Let's recap what we have done in this lab and highlight the key takeaways from this lesson. Use figure 15 for a reference.
We created a Centralized Policy using the vManage GUI. In this policy, we have created another Control Policy that matches the hub TLOCs and accepts them, all other TLOCs are rejected by the default action at the end - Reject. After that, we applied this policy in an outbound direction to the spoke sites. Note that the OUT direction is from the perspective of the OMP updates of the vSmart controller to the WAN edge devices. So what happened after we activated the policy. As it is shown in figure 15, vManage pushed this Centralized policy as a NETCONF transaction to the vSmart controllers.
If we check the policy in the running configuration of the vSmart, it looks like the output shown below. Note that it has a very similar construct as the route-maps in Cisco IOS. We have lists that match something (in green). In route-maps, we typically use access-lists, prefix-lists, or as-path lists to specify values of interest.
Then we have a sequence with a match-action construct (in yellow). In Cisco IOS we have route-maps with similar match-set logic, for example, match ACL1 set local-preference 110.
And then we apply this match-action construct somewhere (in orange). In the case of Cisco SD-WAN, we have applied it to the OMP updates in the outbound direction. In the case of a typical route-map, we apply it on a BGP neighbor for example.
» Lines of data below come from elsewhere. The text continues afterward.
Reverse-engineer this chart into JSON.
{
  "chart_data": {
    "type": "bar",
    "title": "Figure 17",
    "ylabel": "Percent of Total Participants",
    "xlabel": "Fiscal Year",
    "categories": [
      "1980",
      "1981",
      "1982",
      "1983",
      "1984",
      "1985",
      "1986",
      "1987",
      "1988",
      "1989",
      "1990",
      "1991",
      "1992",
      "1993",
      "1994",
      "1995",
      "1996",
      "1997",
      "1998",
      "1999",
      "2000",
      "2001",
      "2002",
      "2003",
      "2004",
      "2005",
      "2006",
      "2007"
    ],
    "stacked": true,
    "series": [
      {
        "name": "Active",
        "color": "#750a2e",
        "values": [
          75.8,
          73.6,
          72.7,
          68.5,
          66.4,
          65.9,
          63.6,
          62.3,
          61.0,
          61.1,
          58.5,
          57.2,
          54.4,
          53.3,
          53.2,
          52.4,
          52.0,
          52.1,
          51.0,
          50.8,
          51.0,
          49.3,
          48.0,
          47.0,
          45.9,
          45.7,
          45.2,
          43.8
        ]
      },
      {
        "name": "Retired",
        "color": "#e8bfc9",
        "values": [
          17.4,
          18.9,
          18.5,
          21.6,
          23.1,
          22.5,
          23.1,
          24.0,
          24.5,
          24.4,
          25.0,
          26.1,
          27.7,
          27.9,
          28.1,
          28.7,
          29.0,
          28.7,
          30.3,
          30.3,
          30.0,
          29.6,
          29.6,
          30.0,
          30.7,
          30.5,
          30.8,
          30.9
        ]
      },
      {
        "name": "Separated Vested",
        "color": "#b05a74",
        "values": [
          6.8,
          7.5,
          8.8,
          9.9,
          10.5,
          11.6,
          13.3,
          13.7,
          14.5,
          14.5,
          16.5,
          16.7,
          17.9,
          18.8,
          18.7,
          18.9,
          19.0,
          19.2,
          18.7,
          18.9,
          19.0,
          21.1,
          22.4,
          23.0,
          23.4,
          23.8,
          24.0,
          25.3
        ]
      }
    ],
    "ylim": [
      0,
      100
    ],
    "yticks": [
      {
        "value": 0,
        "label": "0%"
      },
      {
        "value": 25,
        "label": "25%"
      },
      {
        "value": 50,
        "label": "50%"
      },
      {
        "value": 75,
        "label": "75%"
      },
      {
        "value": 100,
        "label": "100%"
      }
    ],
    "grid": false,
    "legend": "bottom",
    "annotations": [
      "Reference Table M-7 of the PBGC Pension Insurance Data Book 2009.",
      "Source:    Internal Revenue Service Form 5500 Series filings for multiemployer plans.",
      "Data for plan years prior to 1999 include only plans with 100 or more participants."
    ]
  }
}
! policy lists site-list HUB site-id 50 ! site-list SPOKES site-id 60 site-id 70 site-id 80 site-id 90 ! ! control-policy FILTER-OUT-SPOKES-TLOCS-V1 sequence 1 match tloc site-list HUB ! action accept ! ! default-action reject ! ! apply-policy site-list SPOKES control-policy FILTER-OUT-SPOKES-TLOCS-V1 out ! !
You can see that there is nothing quite new in the way the overlay fabric is configured with Centralized Policies, only the underlying mechanisms are different. The logical construct is pretty much the same as it has always been in traditional networking.